How to add amaranth into your diet:
Unlike whole grains, amaranth does not lose its crunch, so it’s not great as a pilaf. However, it can be popped like corn and is used in South American breakfast porridges and desserts. It can also be dried and then sprinkled on top of salads as well as added to baked goods. Amaranth thickens any food item a LOT because it is very starchy, so be liberal with the water to avoid a goopy texture (suggestion: at least 6 cups of water for every 1 cup of amaranth).
Kamut (pronounced ka-moot)
Kamut is just as ancient as it sounds, originally cultivated by the Egyptians in 8,000 BCE. Just because it’s old doesn’t mean it isn’t amazing for you though! It is surprisingly high in protein (6g in 1/2 cup), fiber (5g in 1/2 cup), and selenium (>100% RDI in 1/2 cup). The fiber in kamut helps to reduce risk of type 2 diabetes, helps with digestive health, and lowers cholesterol. Selenium is essential to maintaining a healthy immune system and supposedly protects against cancer (especially lung, stomach, skin and esophageal). Kamut is also relatively high in fat, with 1g per half cup.
How to add kamut into your diet:
Like most good-for-you whole grains, kamut has a mild nutty flavor and can replace rice or flour in baked goods or added to salads or soups or breakfasts. It pairs well with dried fruits (especially apricots), toasted nuts (especially pecans), citrus fruits (especially oranges) and other bitter foods like kale, lemon or vinaigrette.

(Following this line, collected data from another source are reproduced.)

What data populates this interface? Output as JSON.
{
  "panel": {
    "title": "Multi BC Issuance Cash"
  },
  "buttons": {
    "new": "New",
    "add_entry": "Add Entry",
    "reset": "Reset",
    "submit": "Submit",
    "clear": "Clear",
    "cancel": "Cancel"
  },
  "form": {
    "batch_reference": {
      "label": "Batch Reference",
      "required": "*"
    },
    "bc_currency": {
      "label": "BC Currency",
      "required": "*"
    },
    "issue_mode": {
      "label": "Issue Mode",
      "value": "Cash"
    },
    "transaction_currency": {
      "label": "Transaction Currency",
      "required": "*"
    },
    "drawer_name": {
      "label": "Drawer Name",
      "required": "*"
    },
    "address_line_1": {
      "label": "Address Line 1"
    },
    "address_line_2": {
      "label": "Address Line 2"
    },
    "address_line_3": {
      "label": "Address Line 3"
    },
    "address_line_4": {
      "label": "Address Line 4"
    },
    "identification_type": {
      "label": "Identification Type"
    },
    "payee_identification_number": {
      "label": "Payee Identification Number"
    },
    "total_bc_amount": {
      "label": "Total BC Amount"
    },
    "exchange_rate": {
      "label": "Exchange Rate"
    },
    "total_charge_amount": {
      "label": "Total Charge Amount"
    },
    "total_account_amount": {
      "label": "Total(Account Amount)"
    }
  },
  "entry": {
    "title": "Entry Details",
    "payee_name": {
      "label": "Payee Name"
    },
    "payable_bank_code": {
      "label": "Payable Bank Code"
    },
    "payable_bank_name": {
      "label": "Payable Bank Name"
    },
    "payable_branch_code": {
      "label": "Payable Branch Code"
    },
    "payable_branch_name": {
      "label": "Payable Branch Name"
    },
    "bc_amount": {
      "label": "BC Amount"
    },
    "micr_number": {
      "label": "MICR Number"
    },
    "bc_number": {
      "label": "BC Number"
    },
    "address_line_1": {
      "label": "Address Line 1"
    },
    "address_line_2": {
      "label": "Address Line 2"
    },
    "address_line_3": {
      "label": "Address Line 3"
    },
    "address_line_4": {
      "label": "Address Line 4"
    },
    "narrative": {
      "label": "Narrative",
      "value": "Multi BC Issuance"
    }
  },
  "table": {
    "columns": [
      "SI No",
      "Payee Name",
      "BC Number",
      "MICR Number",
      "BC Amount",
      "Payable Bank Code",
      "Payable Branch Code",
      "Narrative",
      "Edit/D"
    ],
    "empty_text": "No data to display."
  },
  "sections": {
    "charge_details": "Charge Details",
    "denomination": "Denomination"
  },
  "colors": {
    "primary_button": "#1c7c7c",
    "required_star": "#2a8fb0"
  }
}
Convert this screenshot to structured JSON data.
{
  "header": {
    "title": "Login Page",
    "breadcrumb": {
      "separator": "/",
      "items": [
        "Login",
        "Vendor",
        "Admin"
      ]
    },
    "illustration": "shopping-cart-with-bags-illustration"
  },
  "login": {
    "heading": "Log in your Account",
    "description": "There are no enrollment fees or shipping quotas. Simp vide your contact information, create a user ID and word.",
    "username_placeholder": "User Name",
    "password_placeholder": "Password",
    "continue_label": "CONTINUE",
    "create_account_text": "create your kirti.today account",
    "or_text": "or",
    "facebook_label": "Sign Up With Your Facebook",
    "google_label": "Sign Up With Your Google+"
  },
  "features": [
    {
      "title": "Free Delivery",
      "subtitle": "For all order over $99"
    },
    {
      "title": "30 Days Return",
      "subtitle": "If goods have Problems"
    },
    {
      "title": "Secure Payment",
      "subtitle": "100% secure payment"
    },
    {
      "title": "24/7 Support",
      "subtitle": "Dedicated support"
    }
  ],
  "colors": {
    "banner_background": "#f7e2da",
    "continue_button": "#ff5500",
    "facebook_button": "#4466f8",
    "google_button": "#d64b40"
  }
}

Spelt is a distant cousin to wheat native to Iran and Southeast Europe. Spelt is actually mentioned in the Bible as one of the first known grains to make bread with. It was also a grain used as a gift to the pagan gods of agriculture to encourage harvest and fertility in ancient Greece and Rome. It is rich in manganese, niacin, and other micronutrients such as copper, iron, zinc, magnesium, and phosphorus. Spelt is also easier to digest for those with wheat intolerance because it has a higher water solubility, which also helps in lowering blood cholesterol and regulating blood sugar levels. Like other good-to-eat whole grains, spelt also reduces cardiovascular risks and protects against cancer and childhood asthma
How to add spelt to your diet:
Spelt can be cooked and added to soups or grain-based salads or used like rice. It can also be used as rolled or flake spelt in hot breakfast cereals or added into baked goods as flour. It’s nutty, but slightly sweet.